A City Paramedic Goes Remote

· Lived Experience,Professional


Words by Craig Middleton

Recently I was asked to work as a paramedic at a remote mine site in central Australia. While I had previously worked at coal mines and gas projects as a firefighter, this was the first time would work as a remote paramedic.

I arrived in the middle of the Tanami Desert and was surprised to find it was cold. Being a coastal dweller, I was also captivated by the red soil and spinifex for as far as the eye could see. The mine site consisted of an underground mine over 1000 metres deep where rock was crushed and gold extracted using copious amounts of cyanide, and a living area approximately 50 kilometres apart with an accommodation village at each end.

I was soon to discover that the ambulance work I was used to in a metropolitan area, and the private sector work in a remote site varies considerably. Cases included ringworm, muscle strains, foreign body in eye, foreign body in the ear, tooth aches, rashes, plus the obligatory drug test or filling prescriptions of antibiotics . Although the case load was lighter than I was used to, the learning was steep. Supporting me were a team of nurses employed specifically for testing and managing a COVID-19 and Influenza outbreak on-site, plus an on-site medical team who had occasionally been tasked to respond to road crashes on the Tanami Track, as well as transfer patients to Royal Flying Doctor Service (RFDS) fixed wing aircraft.

Prior to this experience, I had worked as a paramedic in a busy metro area. When compared to my previous experiences in the metro environment, I noticed a few differences.

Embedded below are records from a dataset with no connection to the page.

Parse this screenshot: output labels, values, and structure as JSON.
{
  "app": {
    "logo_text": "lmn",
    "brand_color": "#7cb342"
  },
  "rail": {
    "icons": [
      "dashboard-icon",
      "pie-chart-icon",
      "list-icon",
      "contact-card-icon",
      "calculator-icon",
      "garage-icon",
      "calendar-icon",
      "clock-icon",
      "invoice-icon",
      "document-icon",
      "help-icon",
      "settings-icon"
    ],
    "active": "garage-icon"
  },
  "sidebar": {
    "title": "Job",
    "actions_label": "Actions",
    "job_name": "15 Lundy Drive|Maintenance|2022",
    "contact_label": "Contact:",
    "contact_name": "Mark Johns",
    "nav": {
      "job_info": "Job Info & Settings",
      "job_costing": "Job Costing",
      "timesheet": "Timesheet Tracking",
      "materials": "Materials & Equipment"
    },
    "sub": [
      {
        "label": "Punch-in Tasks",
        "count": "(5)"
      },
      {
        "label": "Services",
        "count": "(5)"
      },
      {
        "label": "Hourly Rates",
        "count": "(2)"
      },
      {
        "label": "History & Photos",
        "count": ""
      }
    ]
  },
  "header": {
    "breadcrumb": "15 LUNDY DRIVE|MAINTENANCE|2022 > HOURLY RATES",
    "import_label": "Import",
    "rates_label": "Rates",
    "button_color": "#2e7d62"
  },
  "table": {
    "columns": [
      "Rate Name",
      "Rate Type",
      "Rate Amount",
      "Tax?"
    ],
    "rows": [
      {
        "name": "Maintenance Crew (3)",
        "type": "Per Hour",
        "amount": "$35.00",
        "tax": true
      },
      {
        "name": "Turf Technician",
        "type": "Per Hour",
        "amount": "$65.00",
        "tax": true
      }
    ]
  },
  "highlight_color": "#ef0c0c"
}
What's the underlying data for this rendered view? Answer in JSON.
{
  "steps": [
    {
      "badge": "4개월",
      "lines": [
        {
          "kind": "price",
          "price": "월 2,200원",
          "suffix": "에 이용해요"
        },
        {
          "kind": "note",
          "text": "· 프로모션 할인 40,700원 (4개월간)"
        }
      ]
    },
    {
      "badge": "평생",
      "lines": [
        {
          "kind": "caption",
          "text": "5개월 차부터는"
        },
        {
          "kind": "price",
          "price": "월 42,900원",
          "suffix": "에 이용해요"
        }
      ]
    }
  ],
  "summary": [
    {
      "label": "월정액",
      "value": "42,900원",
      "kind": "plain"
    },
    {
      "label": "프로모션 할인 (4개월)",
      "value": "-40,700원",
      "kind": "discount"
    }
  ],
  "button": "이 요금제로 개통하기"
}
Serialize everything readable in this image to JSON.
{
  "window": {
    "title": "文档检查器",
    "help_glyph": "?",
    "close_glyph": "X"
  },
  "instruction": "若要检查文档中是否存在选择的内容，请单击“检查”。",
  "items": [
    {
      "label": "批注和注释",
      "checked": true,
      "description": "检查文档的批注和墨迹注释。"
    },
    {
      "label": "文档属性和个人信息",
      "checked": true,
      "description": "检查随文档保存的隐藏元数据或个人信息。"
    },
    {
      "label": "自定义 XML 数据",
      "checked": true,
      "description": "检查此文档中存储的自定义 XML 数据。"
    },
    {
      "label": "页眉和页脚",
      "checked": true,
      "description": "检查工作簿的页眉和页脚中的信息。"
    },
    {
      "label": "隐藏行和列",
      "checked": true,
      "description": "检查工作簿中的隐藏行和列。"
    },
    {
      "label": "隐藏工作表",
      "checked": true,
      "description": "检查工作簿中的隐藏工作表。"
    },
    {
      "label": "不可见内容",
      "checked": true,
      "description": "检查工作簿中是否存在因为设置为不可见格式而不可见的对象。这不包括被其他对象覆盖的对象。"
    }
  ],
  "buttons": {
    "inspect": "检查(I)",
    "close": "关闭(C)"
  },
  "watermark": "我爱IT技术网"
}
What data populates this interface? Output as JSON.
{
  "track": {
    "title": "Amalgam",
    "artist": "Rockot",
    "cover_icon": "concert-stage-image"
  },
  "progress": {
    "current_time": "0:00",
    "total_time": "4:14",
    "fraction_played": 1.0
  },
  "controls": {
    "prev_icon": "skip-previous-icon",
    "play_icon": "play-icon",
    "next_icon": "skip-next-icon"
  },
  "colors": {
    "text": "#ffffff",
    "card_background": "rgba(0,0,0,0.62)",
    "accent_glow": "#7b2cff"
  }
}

  • Primary care – It came as a surprise how much of the workload involved primary care. As the on-site paramedic, I was the primary response for all medical issues ranging from minor to severe. With that comes extra medications that I had been previously unfamiliar with. While most of these medications were over-the-counter, I also had access to antibiotics that could be administered after approval via phone consult. I had to familiarise myself with a foreign scope of practice and recognise when certain medications could be administered.
  • Tyranny of distance – Further medical assistance was 45-minutes away via road. Any site evacuations needed to be driven to the local airfield and RFDS contacted for transport, which could take several hours depending on operational demand.
  • Resource poor – Typically, two paramedics were stationed at both sections of the mine. However, during this rotation resources were diminished as medical staff were off sick. While staff on-site were first-aid trained, in most cases in most cases I found I was on my own.
  • Case load – For some it may be an attraction, for others a frustration. Typically, low acuity cases predominate the workload, with the occasional high acuity case. Mine sites are, generally, very safety oriented and whilst there is real risk of major incidents due to the hazards on-site, the control measures that are implemented largely negate the risk.
  • Unfamiliar equipment – Different equipment and consumables may take time to grow accustomed to.

It was short term rotation with more learning than I had considered. But it was an amazing clinical experience. If you are considering becoming a resource industry paramedic, my tips would include completing a wound care / suturing course, drug and alcohol specimen collection course, return-to-work course, and mine rescue course.